Jesse Horton was born in Bermuda in 1980 to parents Walter and Peggy Horton. This was a place where he grew up fishing for dinner and everyone on the island knew everyone else.  The Horton family eventually moved to Colorado, exchanging the turquoise waters and pink sand beaches of Bermuda for snow and high mountains. This exposed Jesse to a whole new world where bears replaced sharks, and Porcupines replaced puffer fish. Everything was different to what he had known. With a father like Walter Horton, no frontier would be left unexplored for long. Jesse and his brother Ben soon became as comfortable in the cold mountains as in the tropics.

The exposure to different worlds and cultures didn’t stop there. Jesse has spent considerable time living in Central America and Oceana as well as having traveled to a long list of places occupying the far corners of the globe. These experiences are part of what comes out in Jesse’s creative works. A diverse life has created a diverse field of artwork. Although sculpting is the family tradition, getting behind a lens underwater was where things really started.

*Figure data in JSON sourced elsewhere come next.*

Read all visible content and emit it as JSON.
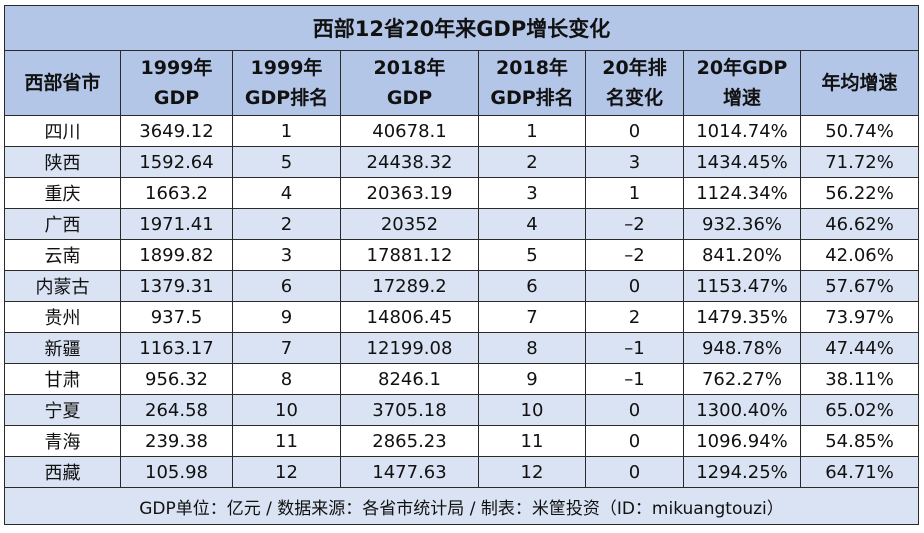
{
  "table": {
    "title": "西部12省20年来GDP增长变化",
    "header": [
      [
        "西部省市"
      ],
      [
        "1999年",
        "GDP"
      ],
      [
        "1999年",
        "GDP排名"
      ],
      [
        "2018年",
        "GDP"
      ],
      [
        "2018年",
        "GDP排名"
      ],
      [
        "20年排",
        "名变化"
      ],
      [
        "20年GDP",
        "增速"
      ],
      [
        "年均增速"
      ]
    ],
    "rows": [
      [
        "四川",
        "3649.12",
        "1",
        "40678.1",
        "1",
        "0",
        "1014.74%",
        "50.74%"
      ],
      [
        "陕西",
        "1592.64",
        "5",
        "24438.32",
        "2",
        "3",
        "1434.45%",
        "71.72%"
      ],
      [
        "重庆",
        "1663.2",
        "4",
        "20363.19",
        "3",
        "1",
        "1124.34%",
        "56.22%"
      ],
      [
        "广西",
        "1971.41",
        "2",
        "20352",
        "4",
        "–2",
        "932.36%",
        "46.62%"
      ],
      [
        "云南",
        "1899.82",
        "3",
        "17881.12",
        "5",
        "–2",
        "841.20%",
        "42.06%"
      ],
      [
        "内蒙古",
        "1379.31",
        "6",
        "17289.2",
        "6",
        "0",
        "1153.47%",
        "57.67%"
      ],
      [
        "贵州",
        "937.5",
        "9",
        "14806.45",
        "7",
        "2",
        "1479.35%",
        "73.97%"
      ],
      [
        "新疆",
        "1163.17",
        "7",
        "12199.08",
        "8",
        "–1",
        "948.78%",
        "47.44%"
      ],
      [
        "甘肃",
        "956.32",
        "8",
        "8246.1",
        "9",
        "–1",
        "762.27%",
        "38.11%"
      ],
      [
        "宁夏",
        "264.58",
        "10",
        "3705.18",
        "10",
        "0",
        "1300.40%",
        "65.02%"
      ],
      [
        "青海",
        "239.38",
        "11",
        "2865.23",
        "11",
        "0",
        "1096.94%",
        "54.85%"
      ],
      [
        "西藏",
        "105.98",
        "12",
        "1477.63",
        "12",
        "0",
        "1294.25%",
        "64.71%"
      ]
    ],
    "footer": "GDP单位：亿元 / 数据来源：各省市统计局 / 制表：米筐投资（ID：mikuangtouzi）"
  }
}
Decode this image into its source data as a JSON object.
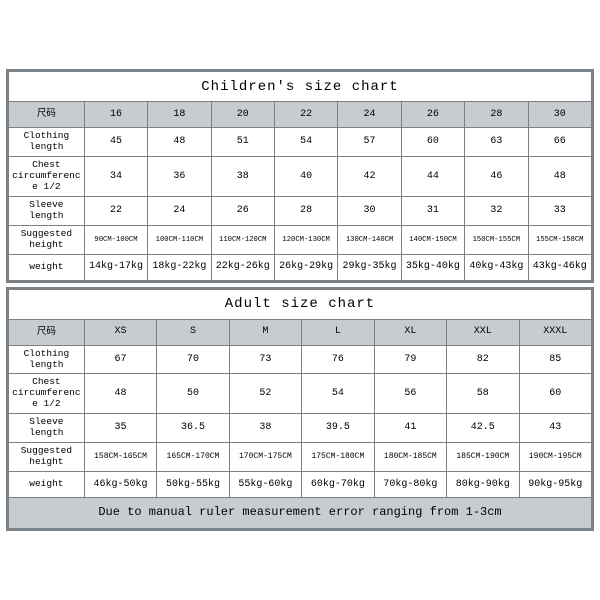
{
  "children": {
    "title": "Children's size chart",
    "size_label": "尺码",
    "sizes": [
      "16",
      "18",
      "20",
      "22",
      "24",
      "26",
      "28",
      "30"
    ],
    "rows": [
      {
        "label": "Clothing length",
        "v": [
          "45",
          "48",
          "51",
          "54",
          "57",
          "60",
          "63",
          "66"
        ],
        "tiny": false
      },
      {
        "label": "Chest circumference 1/2",
        "v": [
          "34",
          "36",
          "38",
          "40",
          "42",
          "44",
          "46",
          "48"
        ],
        "tiny": false
      },
      {
        "label": "Sleeve length",
        "v": [
          "22",
          "24",
          "26",
          "28",
          "30",
          "31",
          "32",
          "33"
        ],
        "tiny": false
      },
      {
        "label": "Suggested height",
        "v": [
          "90CM-100CM",
          "100CM-110CM",
          "110CM-120CM",
          "120CM-130CM",
          "130CM-140CM",
          "140CM-150CM",
          "150CM-155CM",
          "155CM-158CM"
        ],
        "tiny": true
      },
      {
        "label": "weight",
        "v": [
          "14kg-17kg",
          "18kg-22kg",
          "22kg-26kg",
          "26kg-29kg",
          "29kg-35kg",
          "35kg-40kg",
          "40kg-43kg",
          "43kg-46kg"
        ],
        "tiny": false
      }
    ]
  },
  "adult": {
    "title": "Adult size chart",
    "size_label": "尺码",
    "sizes": [
      "XS",
      "S",
      "M",
      "L",
      "XL",
      "XXL",
      "XXXL"
    ],
    "rows": [
      {
        "label": "Clothing length",
        "v": [
          "67",
          "70",
          "73",
          "76",
          "79",
          "82",
          "85"
        ]
      },
      {
        "label": "Chest circumference 1/2",
        "v": [
          "48",
          "50",
          "52",
          "54",
          "56",
          "58",
          "60"
        ]
      },
      {
        "label": "Sleeve length",
        "v": [
          "35",
          "36.5",
          "38",
          "39.5",
          "41",
          "42.5",
          "43"
        ]
      },
      {
        "label": "Suggested height",
        "v": [
          "158CM-165CM",
          "165CM-170CM",
          "170CM-175CM",
          "175CM-180CM",
          "180CM-185CM",
          "185CM-190CM",
          "190CM-195CM"
        ]
      },
      {
        "label": "weight",
        "v": [
          "46kg-50kg",
          "50kg-55kg",
          "55kg-60kg",
          "60kg-70kg",
          "70kg-80kg",
          "80kg-90kg",
          "90kg-95kg"
        ]
      }
    ],
    "footer": "Due to manual ruler measurement error ranging from 1-3cm"
  },
  "style": {
    "border_color": "#7a8288",
    "header_bg": "#c8ccd0",
    "page_bg": "#ffffff"
  }
}
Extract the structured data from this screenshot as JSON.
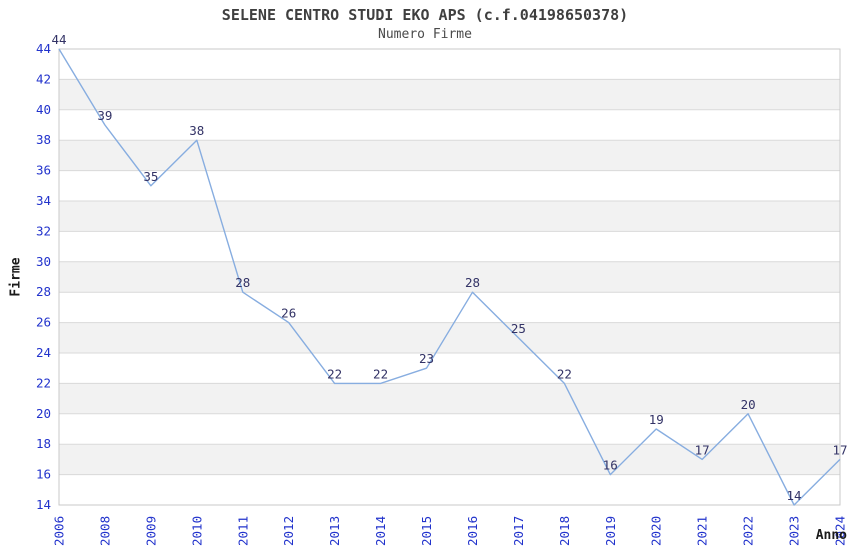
{
  "chart_data": {
    "type": "line",
    "title": "SELENE CENTRO STUDI EKO APS (c.f.04198650378)",
    "subtitle": "Numero Firme",
    "xlabel": "Anno",
    "ylabel": "Firme",
    "x": [
      "2006",
      "2008",
      "2009",
      "2010",
      "2011",
      "2012",
      "2013",
      "2014",
      "2015",
      "2016",
      "2017",
      "2018",
      "2019",
      "2020",
      "2021",
      "2022",
      "2023",
      "2024"
    ],
    "values": [
      44,
      39,
      35,
      38,
      28,
      26,
      22,
      22,
      23,
      28,
      25,
      22,
      16,
      19,
      17,
      20,
      14,
      17
    ],
    "ylim": [
      14,
      44
    ],
    "ytick_step": 2,
    "yticks": [
      14,
      16,
      18,
      20,
      22,
      24,
      26,
      28,
      30,
      32,
      34,
      36,
      38,
      40,
      42,
      44
    ],
    "grid": "horizontal-bands-alternating",
    "legend": "none",
    "point_labels_visible": true,
    "x_tick_rotation_degrees": 90,
    "colors": {
      "line": "#87ade0",
      "tick_labels": "#2233cc",
      "point_labels": "#333366",
      "band_gray": "#f2f2f2",
      "band_white": "#ffffff",
      "gridline": "#d9d9d9",
      "plot_border": "#c9c9c9",
      "title_text": "#3f3f3f",
      "axis_title_text": "#1a1a1a",
      "background": "#ffffff"
    }
  }
}
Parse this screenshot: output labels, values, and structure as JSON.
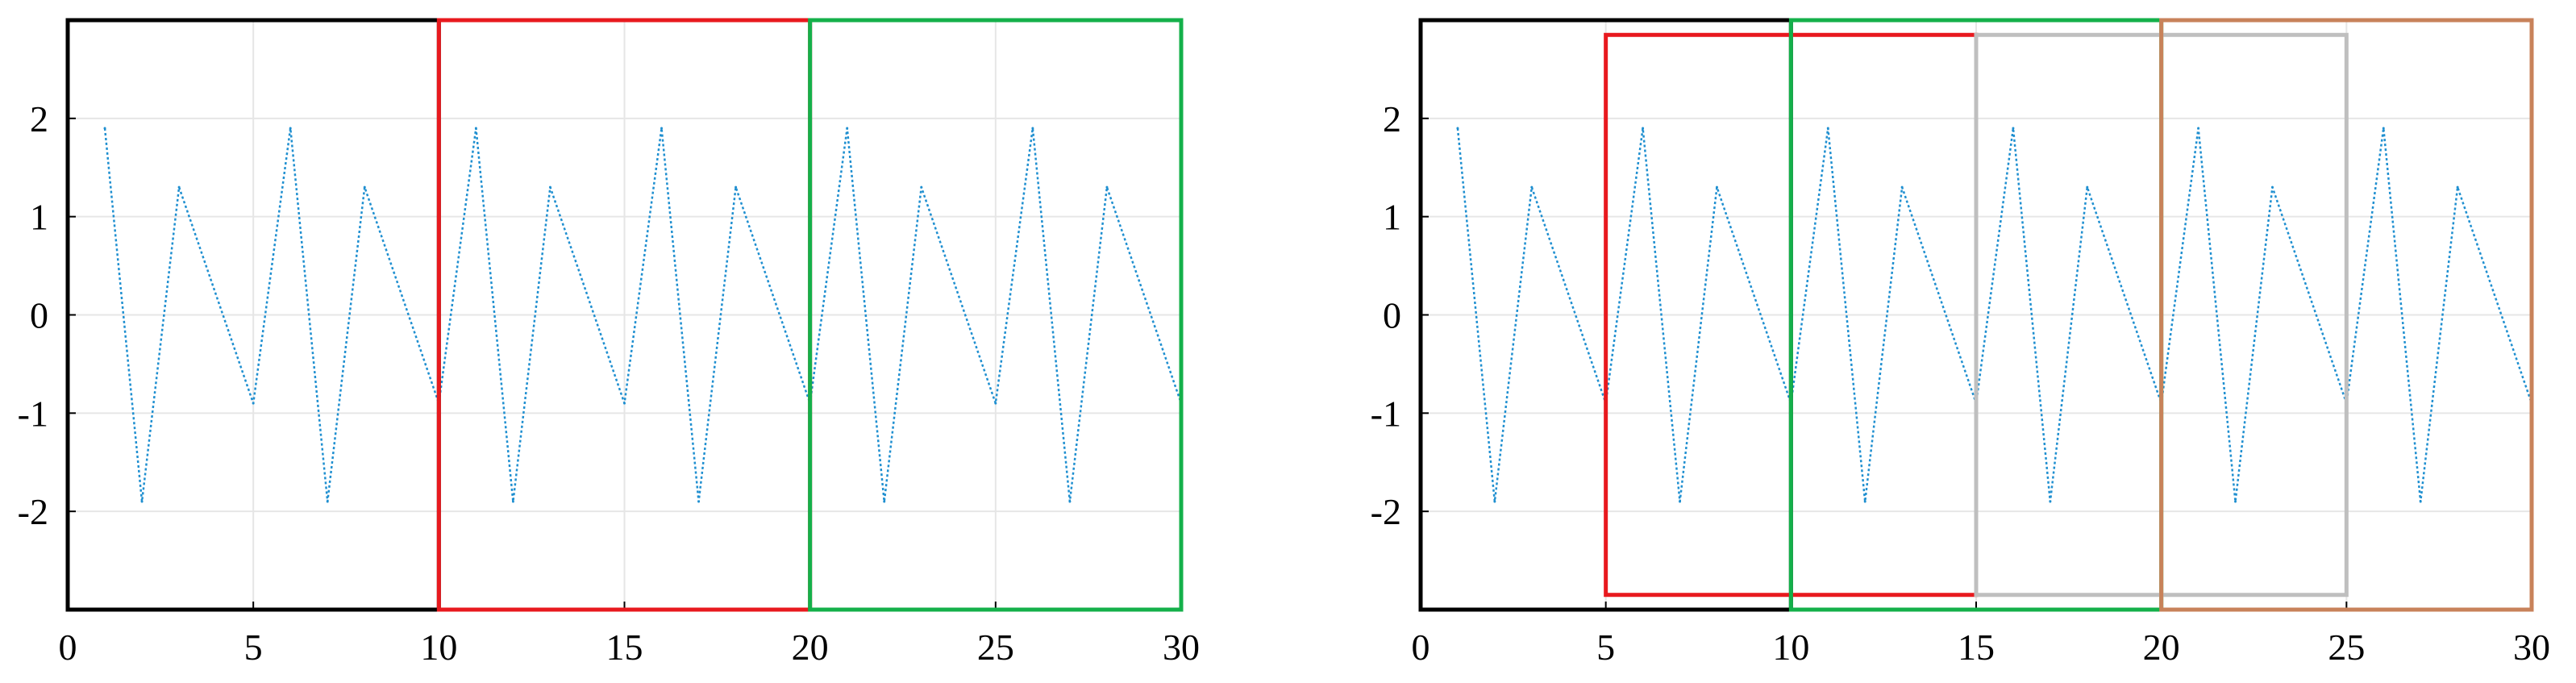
{
  "charts": [
    {
      "type": "line",
      "title": "",
      "xlabel": "",
      "ylabel": "",
      "xlim": [
        0,
        30
      ],
      "ylim": [
        -3,
        3
      ],
      "grid": true,
      "xticks": [
        0,
        5,
        10,
        15,
        20,
        25,
        30
      ],
      "xtick_labels": [
        "0",
        "5",
        "10",
        "15",
        "20",
        "25",
        "30"
      ],
      "yticks": [
        -2,
        -1,
        0,
        1,
        2
      ],
      "ytick_labels": [
        "-2",
        "-1",
        "0",
        "1",
        "2"
      ],
      "series_color": "#1f8fd0",
      "windows": [
        {
          "x_start": 0,
          "x_end": 10,
          "y_start": -3,
          "y_end": 3,
          "color": "#000000"
        },
        {
          "x_start": 10,
          "x_end": 20,
          "y_start": -3,
          "y_end": 3,
          "color": "#e8191e"
        },
        {
          "x_start": 20,
          "x_end": 30,
          "y_start": -3,
          "y_end": 3,
          "color": "#14b04a"
        }
      ]
    },
    {
      "type": "line",
      "title": "",
      "xlabel": "",
      "ylabel": "",
      "xlim": [
        0,
        30
      ],
      "ylim": [
        -3,
        3
      ],
      "grid": true,
      "xticks": [
        0,
        5,
        10,
        15,
        20,
        25,
        30
      ],
      "xtick_labels": [
        "0",
        "5",
        "10",
        "15",
        "20",
        "25",
        "30"
      ],
      "yticks": [
        -2,
        -1,
        0,
        1,
        2
      ],
      "ytick_labels": [
        "-2",
        "-1",
        "0",
        "1",
        "2"
      ],
      "series_color": "#1f8fd0",
      "windows": [
        {
          "x_start": 0,
          "x_end": 10,
          "y_start": -3,
          "y_end": 3,
          "color": "#000000"
        },
        {
          "x_start": 5,
          "x_end": 15,
          "y_start": -2.85,
          "y_end": 2.85,
          "color": "#e8191e"
        },
        {
          "x_start": 10,
          "x_end": 20,
          "y_start": -3,
          "y_end": 3,
          "color": "#14b04a"
        },
        {
          "x_start": 15,
          "x_end": 25,
          "y_start": -2.85,
          "y_end": 2.85,
          "color": "#bfbfbf"
        },
        {
          "x_start": 20,
          "x_end": 30,
          "y_start": -3,
          "y_end": 3,
          "color": "#c8825a"
        }
      ]
    }
  ],
  "chart_data": {
    "type": "line",
    "title": "",
    "xlabel": "",
    "ylabel": "",
    "xlim": [
      0,
      30
    ],
    "ylim": [
      -3,
      3
    ],
    "series": [
      {
        "x": [
          1,
          2,
          3,
          5,
          6,
          7,
          8,
          10,
          11,
          12,
          13,
          15,
          16,
          17,
          18,
          20,
          21,
          22,
          23,
          25,
          26,
          27,
          28,
          30
        ],
        "values": [
          1.9,
          -1.9,
          1.3,
          -0.9,
          1.9,
          -1.9,
          1.3,
          -0.9,
          1.9,
          -1.9,
          1.3,
          -0.9,
          1.9,
          -1.9,
          1.3,
          -0.9,
          1.9,
          -1.9,
          1.3,
          -0.9,
          1.9,
          -1.9,
          1.3,
          -0.9
        ]
      }
    ]
  }
}
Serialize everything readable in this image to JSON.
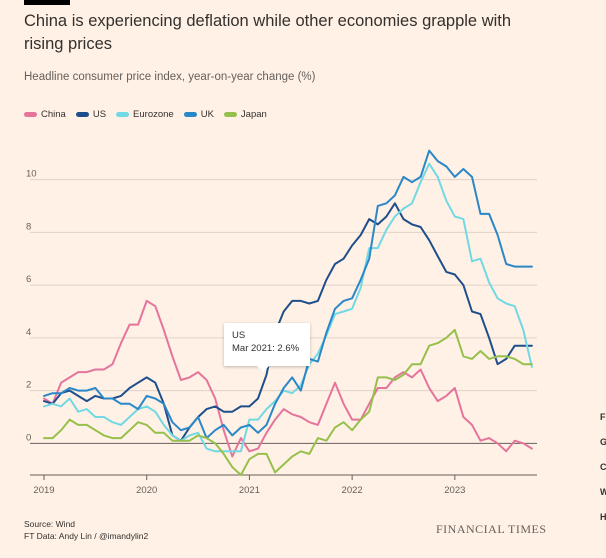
{
  "header": {
    "title": "China is experiencing deflation while other economies grapple with rising prices",
    "subtitle": "Headline consumer price index, year-on-year change (%)"
  },
  "tooltip": {
    "label": "US",
    "value": "Mar 2021: 2.6%"
  },
  "footer": {
    "source": "Source: Wind",
    "credit": "FT Data: Andy Lin / @imandylin2",
    "brand": "FINANCIAL TIMES"
  },
  "edge_letters": [
    "F",
    "G",
    "C",
    "W",
    "H"
  ],
  "chart_data": {
    "type": "line",
    "title": "China is experiencing deflation while other economies grapple with rising prices",
    "subtitle": "Headline consumer price index, year-on-year change (%)",
    "xlabel": "",
    "ylabel": "",
    "x_ticks": [
      "2019",
      "2020",
      "2021",
      "2022",
      "2023"
    ],
    "y_ticks": [
      0,
      2,
      4,
      6,
      8,
      10
    ],
    "ylim": [
      -1.2,
      11.5
    ],
    "xlim": [
      2019.0,
      2023.8
    ],
    "grid": true,
    "legend": "top-left",
    "series": [
      {
        "name": "China",
        "color": "#e5749c",
        "values": [
          1.7,
          1.5,
          2.3,
          2.5,
          2.7,
          2.7,
          2.8,
          2.8,
          3.0,
          3.8,
          4.5,
          4.5,
          5.4,
          5.2,
          4.3,
          3.3,
          2.4,
          2.5,
          2.7,
          2.4,
          1.7,
          0.5,
          -0.5,
          0.2,
          -0.3,
          -0.2,
          0.4,
          0.9,
          1.3,
          1.1,
          1.0,
          0.8,
          0.7,
          1.5,
          2.3,
          1.5,
          0.9,
          0.9,
          1.5,
          2.1,
          2.1,
          2.5,
          2.7,
          2.5,
          2.8,
          2.1,
          1.6,
          1.8,
          2.1,
          1.0,
          0.7,
          0.1,
          0.2,
          0.0,
          -0.3,
          0.1,
          0.0,
          -0.2
        ]
      },
      {
        "name": "US",
        "color": "#1f4e8c",
        "values": [
          1.6,
          1.5,
          1.9,
          2.0,
          1.8,
          1.6,
          1.8,
          1.7,
          1.7,
          1.8,
          2.1,
          2.3,
          2.5,
          2.3,
          1.5,
          0.3,
          0.1,
          0.6,
          1.0,
          1.3,
          1.4,
          1.2,
          1.2,
          1.4,
          1.4,
          1.7,
          2.6,
          4.2,
          5.0,
          5.4,
          5.4,
          5.3,
          5.4,
          6.2,
          6.8,
          7.0,
          7.5,
          7.9,
          8.5,
          8.3,
          8.6,
          9.1,
          8.5,
          8.3,
          8.2,
          7.7,
          7.1,
          6.5,
          6.4,
          6.0,
          5.0,
          4.9,
          4.0,
          3.0,
          3.2,
          3.7,
          3.7,
          3.7
        ]
      },
      {
        "name": "Eurozone",
        "color": "#72d8e4",
        "values": [
          1.4,
          1.5,
          1.4,
          1.7,
          1.2,
          1.3,
          1.0,
          1.0,
          0.8,
          0.7,
          1.0,
          1.3,
          1.4,
          1.2,
          0.7,
          0.3,
          0.1,
          0.3,
          0.4,
          -0.2,
          -0.3,
          -0.3,
          -0.3,
          -0.3,
          0.9,
          0.9,
          1.3,
          1.6,
          2.0,
          1.9,
          2.2,
          3.0,
          3.4,
          4.1,
          4.9,
          5.0,
          5.1,
          5.9,
          7.4,
          7.4,
          8.1,
          8.6,
          8.9,
          9.1,
          9.9,
          10.6,
          10.1,
          9.2,
          8.6,
          8.5,
          6.9,
          7.0,
          6.1,
          5.5,
          5.3,
          5.2,
          4.3,
          2.9
        ]
      },
      {
        "name": "UK",
        "color": "#2a87c8",
        "values": [
          1.8,
          1.9,
          1.9,
          2.1,
          2.0,
          2.0,
          2.1,
          1.7,
          1.7,
          1.5,
          1.5,
          1.3,
          1.8,
          1.7,
          1.5,
          0.8,
          0.5,
          0.6,
          1.0,
          0.2,
          0.5,
          0.7,
          0.3,
          0.6,
          0.7,
          0.4,
          0.7,
          1.5,
          2.1,
          2.5,
          2.0,
          3.2,
          3.1,
          4.2,
          5.1,
          5.4,
          5.5,
          6.2,
          7.0,
          9.0,
          9.1,
          9.4,
          10.1,
          9.9,
          10.1,
          11.1,
          10.7,
          10.5,
          10.1,
          10.4,
          10.1,
          8.7,
          8.7,
          7.9,
          6.8,
          6.7,
          6.7,
          6.7
        ]
      },
      {
        "name": "Japan",
        "color": "#96c04c",
        "values": [
          0.2,
          0.2,
          0.5,
          0.9,
          0.7,
          0.7,
          0.5,
          0.3,
          0.2,
          0.2,
          0.5,
          0.8,
          0.7,
          0.4,
          0.4,
          0.1,
          0.1,
          0.1,
          0.3,
          0.2,
          0.0,
          -0.4,
          -0.9,
          -1.2,
          -0.6,
          -0.4,
          -0.4,
          -1.1,
          -0.8,
          -0.5,
          -0.3,
          -0.4,
          0.2,
          0.1,
          0.6,
          0.8,
          0.5,
          0.9,
          1.2,
          2.5,
          2.5,
          2.4,
          2.6,
          3.0,
          3.0,
          3.7,
          3.8,
          4.0,
          4.3,
          3.3,
          3.2,
          3.5,
          3.2,
          3.3,
          3.3,
          3.2,
          3.0,
          3.0
        ]
      }
    ]
  }
}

Jesse has over 100 individual submarine dives to anywhere from 300ft to 1500 ft, but not just as a passenger.  He became a pilot for small submersibles, exploring and filming a wide range of diverse subjects, everything from whale sharks to small invertebrates still unknown to science. The ocean remains Jesse’s first home and the one he still works to showcase through his cameras and his artwork. His works have been published through National Geographic, BBC, Discovery Channel, ESPN, and more. It was after his father’s passing, though, that sculpting took on a new meaning for him.

Jesse grew up in an environment where he watched his father create for the simple love of expression. No question was too simple or too silly. Walter taught his sons that anything is possible, and that is how they approach life to this day, with tenacity and curiosity. Jesse’s bronze art reflects a life of travel and observation. His pieces attempt to make the observer have a connection to a place far away, and sometimes make them smile as his father’s works do so famously. Clay can be molded in a way that tells a story, and captures an emotion. Jesse attempts to do just that.